Professeur Abou HAYDARA de l’université Cheikh Anta Diop de Dakar

Négritude et luttes armées en Afrique

Sur le plan de l'écriture littéraire, on note une sorte de rejet ou d'adaptation de la négritude théorique, s’affirmant dans une négritude comme expression du vécu local, par exemple en Angola et au Mozambique. On observe évidemment la part du modèle américain dans la négritude originelle et dans le contexte du Cap- vert, par exemple. Ce qui est intéressant, c'est que les poètes lusophones sont allés boire à la même source que les théoriciens de la négritude des années 30, en France : le mouvement panafricaniste en Amérique. On peut retenir que le Cap-vert a pour sa part fortement subi l'influence brésilienne.

Le Pr Haydara montre, de façon magistrale, comment la littérature lusophone d'Afrique (poésie, conte, roman) s'est constituée en champ d'expression original et de recherche. C'est vraiment tout le mérite de M. Haydara. Au-delà de la dimension heuristique, se profile, précisément, tout un espace discursif qui témoigne de la conscience historique des Africains en quête d'indépendance. Ce que cet essai révèle, c'est un contexte de méconnaissance du fait culturel dans l'action revendicative, au sein des pays comme l'Angola, le Cap Vert, Mozambique.

L'histoire littéraire s'est essentiellement faite au profit de la littérature francophone (en rapport avec le type de colonisation, l'influence mondiale des hommes comme Senghor et Alioune Diop, etc.). L'évocation des origines du mouvement de la négritude laisse dans l'ombre des contours bien méconnus, jusque-là. Désormais, avec ce livre, on peut voir sous l'étendard de la négritude, et à partir d'une autre filiation, le travail important d'écrivains lusophones comme Agostinho Neto, Luandinho Viera, Boaventura Cardoso, Noémia de Souza. Car c'est bien une filiation des écrivains de l'espace lusophone qui s'établit à partir de personnalités américaines comme Countee Cullen, Langston Hugues, Claude Mac Key, Web Dubois, et autres. Ainsi, des noms seront mieux connus, sous la bannière de la négritude, dans l'espace lusophone, Manuel Ferreira, Craveirinha, Neto, etc.


Remarques

→ Le style narratif africain est adapté à l'écriture dans la langue du colonisateur.

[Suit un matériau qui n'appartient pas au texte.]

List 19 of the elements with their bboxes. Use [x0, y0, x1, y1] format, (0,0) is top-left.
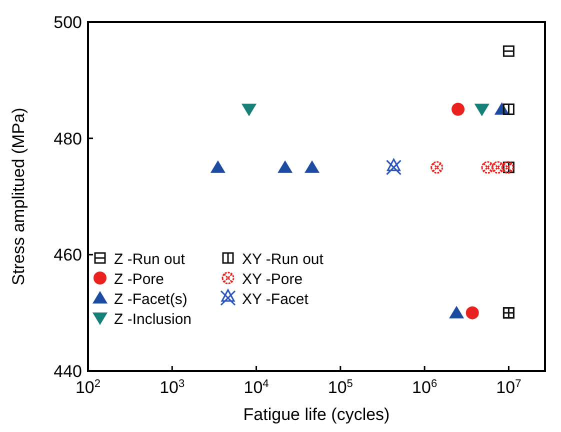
legend-label: Z -Inclusion — [114, 311, 192, 328]
x-tick-label: 10$^{3}$ — [160, 378, 185, 397]
y-tick-label: 440 — [54, 362, 82, 381]
y-tick-label: 500 — [54, 13, 82, 32]
legend-label: XY -Pore — [242, 271, 303, 288]
x-tick-label: 10$^{2}$ — [75, 378, 101, 397]
legend-label: Z -Pore — [114, 271, 164, 288]
legend-label: Z -Run out — [114, 251, 186, 268]
x-tick-label: 10$^{7}$ — [496, 378, 522, 397]
y-tick-label: 480 — [54, 129, 82, 148]
x-tick-label: 10$^{4}$ — [244, 378, 269, 397]
x-tick-label: 10$^{5}$ — [328, 378, 353, 397]
y-tick-label: 460 — [54, 246, 82, 265]
legend-label: Z -Facet(s) — [114, 291, 188, 308]
x-tick-label: 10$^{6}$ — [412, 378, 438, 397]
y-axis-title: Stress amplitued (MPa) — [9, 108, 28, 286]
legend-label: XY -Run out — [242, 251, 324, 268]
legend-label: XY -Facet — [242, 291, 310, 308]
x-axis-title: Fatigue life (cycles) — [243, 405, 390, 424]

→ L'histoire devient objet de réécriture

→ La littérature est utilisée comme un outil pour l'engagement et la mobilisation des énergies, dans la lutte de libération

→ Les auteurs procèdent même à une mise en scène de la fin de la domination coloniale.

Le Pr. Haydara est donc un panafricaniste et un scientifique authentique. Son livre a une portée littéraire et documentaire qui rappelle les effets du Code de l'indigénat et du travail forcé dans les pays colonisés. Il offre dans ce remarquable travail, un panorama de la littérature lusophone, apparue comme un aspect important du vaste mouvement intellectuel qui a mené aux indépendances.